When more than one mean square must be combined to achieve the appropriate expectation, an approximation is employed to determine the appropriate degrees of freedom (Satterthwaite; 1946). When effects other than the effect of interest are listed after the Q in the output, tests of hypotheses involving the effect of interest are not valid unless all other fixed effects involved in it are assumed to be zero. When tests such as these are performed by using the TEST option in the RANDOM statement, a note is displayed reminding you that further assumptions are necessary for the validity of these tests. Remember that although the tests are not valid unless these assumptions are made, this does not provide a basis for these assumptions to be true. The particulars of a given experiment must be examined to determine whether the assumption is reasonable.
See Goodnight and Speed (1978), Milliken and Johnson (1984, Chapters 22 and 23), and Hocking (1985) for further theoretical discussion.
The formulation and parameterization of the expected mean squares for random effects in mixed models are ongoing items of controversy in the statistical literature. Confusion arises over whether or not to assume that terms involving fixed effects sum to zero. Cornfield and Tukey (1956), Winer (1971), and others assume that they do sum to zero; Searle (1971), Hocking (1973), and others (including PROC GLM) do not.

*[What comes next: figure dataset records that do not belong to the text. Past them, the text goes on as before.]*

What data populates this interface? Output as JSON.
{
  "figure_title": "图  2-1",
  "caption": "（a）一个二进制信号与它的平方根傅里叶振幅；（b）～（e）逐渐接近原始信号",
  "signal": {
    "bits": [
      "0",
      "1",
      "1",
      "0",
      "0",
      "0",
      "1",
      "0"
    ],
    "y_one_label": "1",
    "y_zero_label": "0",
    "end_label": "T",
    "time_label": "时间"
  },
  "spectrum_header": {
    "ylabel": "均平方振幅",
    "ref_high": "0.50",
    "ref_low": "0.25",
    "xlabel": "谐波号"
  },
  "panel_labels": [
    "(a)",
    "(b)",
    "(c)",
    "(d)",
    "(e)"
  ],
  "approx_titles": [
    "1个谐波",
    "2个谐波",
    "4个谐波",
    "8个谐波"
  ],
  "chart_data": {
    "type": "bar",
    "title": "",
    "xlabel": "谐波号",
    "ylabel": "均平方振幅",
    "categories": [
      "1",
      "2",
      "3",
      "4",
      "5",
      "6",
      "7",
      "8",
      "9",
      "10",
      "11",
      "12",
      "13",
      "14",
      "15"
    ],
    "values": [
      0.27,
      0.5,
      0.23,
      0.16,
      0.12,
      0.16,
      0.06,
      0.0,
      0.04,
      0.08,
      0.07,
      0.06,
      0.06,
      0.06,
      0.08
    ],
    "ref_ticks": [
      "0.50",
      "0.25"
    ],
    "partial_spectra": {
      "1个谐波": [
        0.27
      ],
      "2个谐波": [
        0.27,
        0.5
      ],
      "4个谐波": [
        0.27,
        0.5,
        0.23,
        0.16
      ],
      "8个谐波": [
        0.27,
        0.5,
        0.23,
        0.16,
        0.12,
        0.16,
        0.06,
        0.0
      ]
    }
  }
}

Different assumptions about these sum-to-zero constraints can lead to different expected mean squares for certain terms, and hence to different F and values.
For arguments in favor of not assuming that terms involving fixed effects sum to zero, see Section 9.7 of Searle (1971) and Sections 1 and 4 of McLean, Sanders, and Stroup (1991). Other references are Hartley and Searle (1969) and Searle, Casella, and McCulloch (1992).
When you use the RANDOM statement, by default the GLM procedure produces the Type III expected mean squares for model effects and for contrasts specified before the RANDOM statement. In order to obtain expected values for other types of mean squares, you need to specify which types of mean squares are of interest in the MODEL statement. For example, in order to obtain the Type IV expected mean squares for effects in the RANDOM and CONTRAST statements, specify the SS4 option in the MODEL statement. If you want both Type III and Type IV expected mean squares, specify both the SS3 and SS4 options in the MODEL statement. Since the estimable function basis is not automatically calculated for Type I and Type II SS, the E1 (for Type I) or E2 (for Type II) option must be specified in the MODEL statement in order for the RANDOM statement to produce the expected mean squares for the Type I or Type II sums of squares. Note that it is important to list the fixed effects first in the MODEL statement when requesting the Type I expected mean squares.
For example, suppose you have a two-way design with factors A and B in which the main effect for B and the interaction are random. In order to compute the Type III expected mean squares (in addition to the fixed-effect analysis), you can use the following statements:
proc glm; class A B; model Y = A B A*B; random B A*B; run;
Suppose you use the SS4 option in the MODEL statement, as follows:
proc glm; class A B; model Y = A B A*B / ss4; random B A*B; run;
Then only the Type IV expected mean squares are computed (as well as the Type IV fixed-effect tests). For the Type I expected mean squares, you can use the following statements:
proc glm; class A B; model Y = A B A*B / e1; random B A*B; run;
For each of these cases, in order to perform random-effect analysis of variance tests for each effect specified in the model, you need to specify the TEST option in the RANDOM statement, as follows:
proc glm; class A B; model Y = A B A*B; random B A*B / test; run;
The GLM procedure automatically determines the appropriate error term for each test, based on the expected mean squares.